誠実さに溢れた素敵な…
誠実さに溢れた素敵な作品です! 簡単じゃない問題を簡潔に描いています。
女性を描き続けてきた著者が見つめる、この世界の現実。『Sunny Sunny Ann!』『ハウアーユー?』以来、6年ぶり長編作品。「勇気をもってくれた親へ ありがとう 生まれてきてくれた命へ ありがとう 勇気はアナタの中にある灯火」 サヘル・ローズ氏(女優) 「ようこそ、この世界へ」。私たちは今、全ての子どもたちにこう、語りかけることができるだろうか。」 安田菜津紀氏(フォトジャーナリスト) 第一子を妊娠し、生まれてくる我が子へ期待を膨らませる夫婦。二人は、賢くて勇気ある子に育てば、明るい未来が訪れると信じていた。出産を目前に控えたところに、夫婦はある少女の身に起きた事件を知る。それは少女が賢くて勇気があった故に標的となった凶行だった。無邪気に信じていた未来が揺らぎ、妻の心は動揺する。これから生まれてくる子供に、私たちは何を伝えればいいのだろう――
産まれてくるすべての命が幸せであってほしいと思う。産まれてから死ぬまで、ずっとずっと幸せであってほしい。

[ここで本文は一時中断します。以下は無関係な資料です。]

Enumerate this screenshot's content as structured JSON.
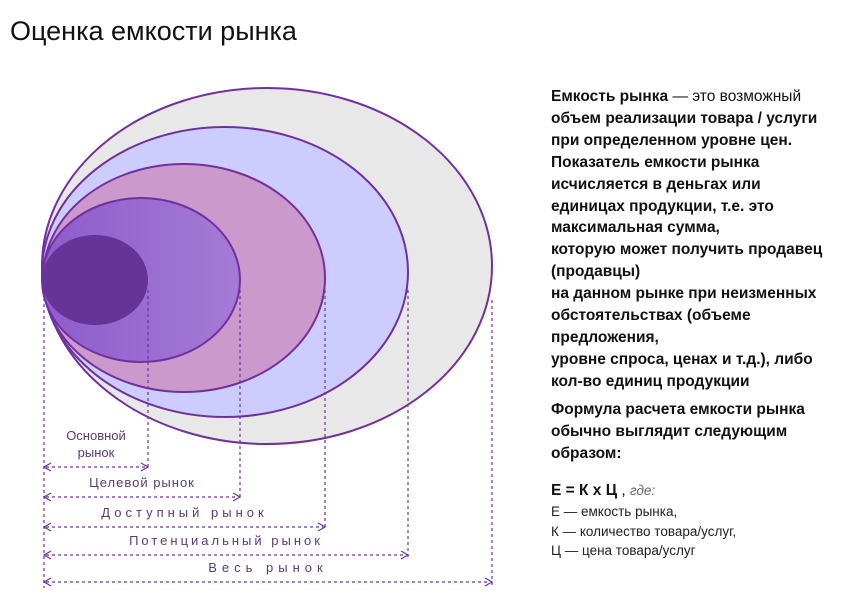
{
  "header": {
    "title": "Оценка емкости рынка"
  },
  "diagram": {
    "labels": [
      {
        "lines": [
          "Основной",
          "рынок"
        ]
      },
      {
        "lines": [
          "Целевой рынок"
        ]
      },
      {
        "lines": [
          "Доступный рынок"
        ]
      },
      {
        "lines": [
          "Потенциальный рынок"
        ]
      },
      {
        "lines": [
          "Весь рынок"
        ]
      }
    ]
  },
  "text": {
    "term": "Емкость рынка",
    "definition_lines": [
      "— это возможный",
      "объем реализации товара / услуги",
      "при определенном уровне цен.",
      "Показатель емкости рынка",
      "исчисляется в деньгах или",
      "единицах продукции, т.е. это",
      "максимальная сумма,",
      "которую может получить продавец",
      "(продавцы)",
      "на данном рынке при неизменных",
      "обстоятельствах (объеме",
      "предложения,",
      "уровне спроса, ценах и т.д.), либо",
      "кол-во единиц продукции"
    ],
    "formula_intro_lines": [
      "Формула расчета емкости рынка",
      "обычно выглядит следующим",
      "образом:"
    ],
    "formula": "Е = К х Ц",
    "formula_sep": ",",
    "formula_where": "где:",
    "legend_lines": [
      "Е — емкость рынка,",
      "К — количество товара/услуг,",
      "Ц — цена товара/услуг"
    ]
  }
}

子どもを授かるということは良いこと、幸せなことだとされているけれども、どうなんでしょう。
命がけで産んだ子どもが、幸せな人生を歩むとは限らない。愛情や教育や環境やたくさんのもので満たしても、どう生きるかはわからない。
思い通りになる訳はないし、それどころか避けられない不幸に見舞われることだってある。
大切なものであればあるだけ、失うのは恐ろしい。
産めよ増やせよが生物学上正しいのだとすれば、人間って厄介な生きものだなあなんて思います。
ラストシーン。夫婦が見たものは幻想だったんでしょうか。
わたしには、救いというよりも願いのようなものに見えました。
かしこくなくても、勇気がなくても、すべての産まれてくる命が幸せでありますように。